THE EXHIBITION AT THE HL-CENTER

The permanent exhibition at the Center for Studies of the Holocaust and Religious Minorities elucidates the ideological roots of the Holocaust, emphasizing the history of racism and anti-Semitism. It also examines the ascent of Nazi Germany and the state-controlled discrimination and extermination policy during World War II. The exhibition focuses on the plight of the Norwegian Jewsby telling the stories of the victims and documenting how Norwegians participated in stigmatizing and persecuting their fellow citizens. The Norwegian victims of the Holocaust are commemorated in a separate room at the end of the exhibition.

COMING TO TERMS WITH THE PAST

For a long time, the history of the Norwegian Jews during Word War II remained a blank spot in Norway. It was not until the 1990s that this particular aspect of the Nazi occupation of Norway received more public attention. In 1999 the Norwegian Parliament passed the restitution law compensating for financial losses experiencedby Norwegian Jews during World War II. The establishment of the Center for Studies of the Holocaust and Religious Minorities and the Holocaust exhibition became part of the settlement awarded to the Jewish minority in Norway.

THE S/S DONAU

The S/S Donau, which had a gross register tonnage of 9035, was built by Deutsche Schiff- und Maschinenbau in Hamburg in 1929 and owned by the German shipping company Nord-Deutscher Lloyd. The ship was originally designed for civilian purposes, but when war broke out it was requisitioned by the German Navy and equipped with anti-aircraft artillery and depth charges.

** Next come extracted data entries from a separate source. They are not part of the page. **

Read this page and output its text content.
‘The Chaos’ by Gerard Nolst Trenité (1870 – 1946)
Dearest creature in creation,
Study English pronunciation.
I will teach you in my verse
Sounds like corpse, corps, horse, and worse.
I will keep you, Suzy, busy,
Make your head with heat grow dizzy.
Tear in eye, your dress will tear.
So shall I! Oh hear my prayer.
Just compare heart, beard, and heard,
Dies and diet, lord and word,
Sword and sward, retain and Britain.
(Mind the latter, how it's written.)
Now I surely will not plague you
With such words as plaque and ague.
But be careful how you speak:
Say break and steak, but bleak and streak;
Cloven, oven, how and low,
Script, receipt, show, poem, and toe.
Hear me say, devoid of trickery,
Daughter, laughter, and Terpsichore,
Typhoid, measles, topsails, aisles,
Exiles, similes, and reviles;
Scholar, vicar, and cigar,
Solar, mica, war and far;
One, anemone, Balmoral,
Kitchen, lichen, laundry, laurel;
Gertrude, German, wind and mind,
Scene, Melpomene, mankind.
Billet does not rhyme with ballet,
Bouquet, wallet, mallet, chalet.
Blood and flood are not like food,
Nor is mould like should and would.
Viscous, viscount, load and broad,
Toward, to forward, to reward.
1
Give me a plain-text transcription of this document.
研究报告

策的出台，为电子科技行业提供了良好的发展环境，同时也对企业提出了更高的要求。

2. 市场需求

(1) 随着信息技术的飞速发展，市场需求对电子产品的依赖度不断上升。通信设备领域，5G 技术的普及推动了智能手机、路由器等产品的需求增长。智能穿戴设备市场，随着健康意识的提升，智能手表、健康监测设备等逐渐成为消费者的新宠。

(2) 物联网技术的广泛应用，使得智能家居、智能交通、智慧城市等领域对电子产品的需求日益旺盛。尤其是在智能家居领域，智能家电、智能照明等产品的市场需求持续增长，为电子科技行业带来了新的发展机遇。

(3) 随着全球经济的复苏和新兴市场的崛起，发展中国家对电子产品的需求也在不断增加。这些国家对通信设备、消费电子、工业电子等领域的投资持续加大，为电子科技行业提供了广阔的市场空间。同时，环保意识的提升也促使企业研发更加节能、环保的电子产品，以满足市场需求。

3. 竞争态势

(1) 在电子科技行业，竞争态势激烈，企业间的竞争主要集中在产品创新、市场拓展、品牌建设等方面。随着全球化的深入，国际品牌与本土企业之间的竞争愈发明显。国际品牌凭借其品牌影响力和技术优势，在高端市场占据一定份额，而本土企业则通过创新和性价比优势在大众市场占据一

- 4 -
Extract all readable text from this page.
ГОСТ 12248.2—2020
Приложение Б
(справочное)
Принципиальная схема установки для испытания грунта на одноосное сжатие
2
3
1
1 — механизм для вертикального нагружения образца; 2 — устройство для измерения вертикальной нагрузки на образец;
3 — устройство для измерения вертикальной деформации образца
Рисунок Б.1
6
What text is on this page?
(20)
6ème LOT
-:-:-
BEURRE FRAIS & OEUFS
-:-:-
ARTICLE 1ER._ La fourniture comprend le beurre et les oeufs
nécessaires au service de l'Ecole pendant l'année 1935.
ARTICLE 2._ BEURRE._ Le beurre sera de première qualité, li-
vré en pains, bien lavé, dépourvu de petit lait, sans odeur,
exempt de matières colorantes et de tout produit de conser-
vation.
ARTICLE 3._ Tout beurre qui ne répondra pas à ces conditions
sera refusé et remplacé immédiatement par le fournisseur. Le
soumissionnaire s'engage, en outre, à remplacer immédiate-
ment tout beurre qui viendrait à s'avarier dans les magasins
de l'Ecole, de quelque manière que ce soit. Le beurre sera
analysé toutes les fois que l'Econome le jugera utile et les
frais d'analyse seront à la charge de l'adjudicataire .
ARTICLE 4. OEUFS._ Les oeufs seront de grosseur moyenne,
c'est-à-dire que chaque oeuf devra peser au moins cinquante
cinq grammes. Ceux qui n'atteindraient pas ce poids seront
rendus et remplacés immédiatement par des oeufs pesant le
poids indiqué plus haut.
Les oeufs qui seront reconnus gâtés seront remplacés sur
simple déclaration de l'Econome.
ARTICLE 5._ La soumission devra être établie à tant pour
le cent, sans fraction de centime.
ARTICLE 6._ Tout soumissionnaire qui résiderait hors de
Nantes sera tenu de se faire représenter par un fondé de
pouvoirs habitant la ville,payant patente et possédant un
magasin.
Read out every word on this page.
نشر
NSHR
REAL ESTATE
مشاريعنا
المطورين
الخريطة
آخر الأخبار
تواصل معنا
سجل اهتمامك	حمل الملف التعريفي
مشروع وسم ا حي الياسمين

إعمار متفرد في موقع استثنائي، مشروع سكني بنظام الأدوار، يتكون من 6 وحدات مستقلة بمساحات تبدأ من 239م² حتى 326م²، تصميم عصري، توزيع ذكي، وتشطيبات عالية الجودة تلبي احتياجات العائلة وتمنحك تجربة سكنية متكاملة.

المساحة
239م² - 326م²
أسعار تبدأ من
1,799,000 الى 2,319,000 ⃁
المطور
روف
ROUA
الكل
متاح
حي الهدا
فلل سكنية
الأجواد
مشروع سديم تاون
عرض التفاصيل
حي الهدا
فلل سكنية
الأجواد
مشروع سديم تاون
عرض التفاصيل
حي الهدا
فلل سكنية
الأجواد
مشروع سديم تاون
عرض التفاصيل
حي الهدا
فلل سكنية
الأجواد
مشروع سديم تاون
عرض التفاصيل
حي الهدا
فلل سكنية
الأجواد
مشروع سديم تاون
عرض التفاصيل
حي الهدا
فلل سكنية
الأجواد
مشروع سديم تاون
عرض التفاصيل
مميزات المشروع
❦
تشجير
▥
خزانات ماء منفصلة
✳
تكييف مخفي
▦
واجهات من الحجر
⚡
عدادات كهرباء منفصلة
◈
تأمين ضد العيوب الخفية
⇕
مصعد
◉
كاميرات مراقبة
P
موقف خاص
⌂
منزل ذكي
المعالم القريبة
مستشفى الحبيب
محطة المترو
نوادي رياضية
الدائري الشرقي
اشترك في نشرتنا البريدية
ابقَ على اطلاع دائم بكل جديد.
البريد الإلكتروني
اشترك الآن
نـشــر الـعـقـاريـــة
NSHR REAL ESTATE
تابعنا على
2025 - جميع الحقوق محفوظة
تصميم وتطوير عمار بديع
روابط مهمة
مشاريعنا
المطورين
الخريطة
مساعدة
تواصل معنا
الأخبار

After the invasion of Norway, the ship was used primarily to transport provisions and German troops to Norway but also to transfer German soldiers from Norway to the Eastern Front.

SUNK IN THE OSLO FJORD

During the Nazi occupation the S/S Donau was popularly known as the “slave ship” since it was used to transport Russian prisoners of war to Norway and Norwegian prisoners, including students and officers, to Germany and occupied Poland. The S/S Donau also carried hundreds of Norwegian sailors taken captive by German warships in May 1941. The ship sank on 17 January 1945 in the Oslo Fjord, due to a sabotage operation carried out by two members of the Norwegian resistance movement Max Manus and Roy Nielsen. The shipwreck was raised in 1952 and sold for scrap in Bremen.

THE SHIP’S BELL

The ship’s bell currently on display at the Center for Studies of the Holocaust and Religious Minorities once hung on the foredeck of the S/S Donau, struck to signify port arrivals and departures. In the summer of 1945, Max Manus retrieved the bell from the bow of the shipwreck, which was still visible above the water. Installed in April 2014, the bell is on loan from the Resistance Museum at Akershus Fortress.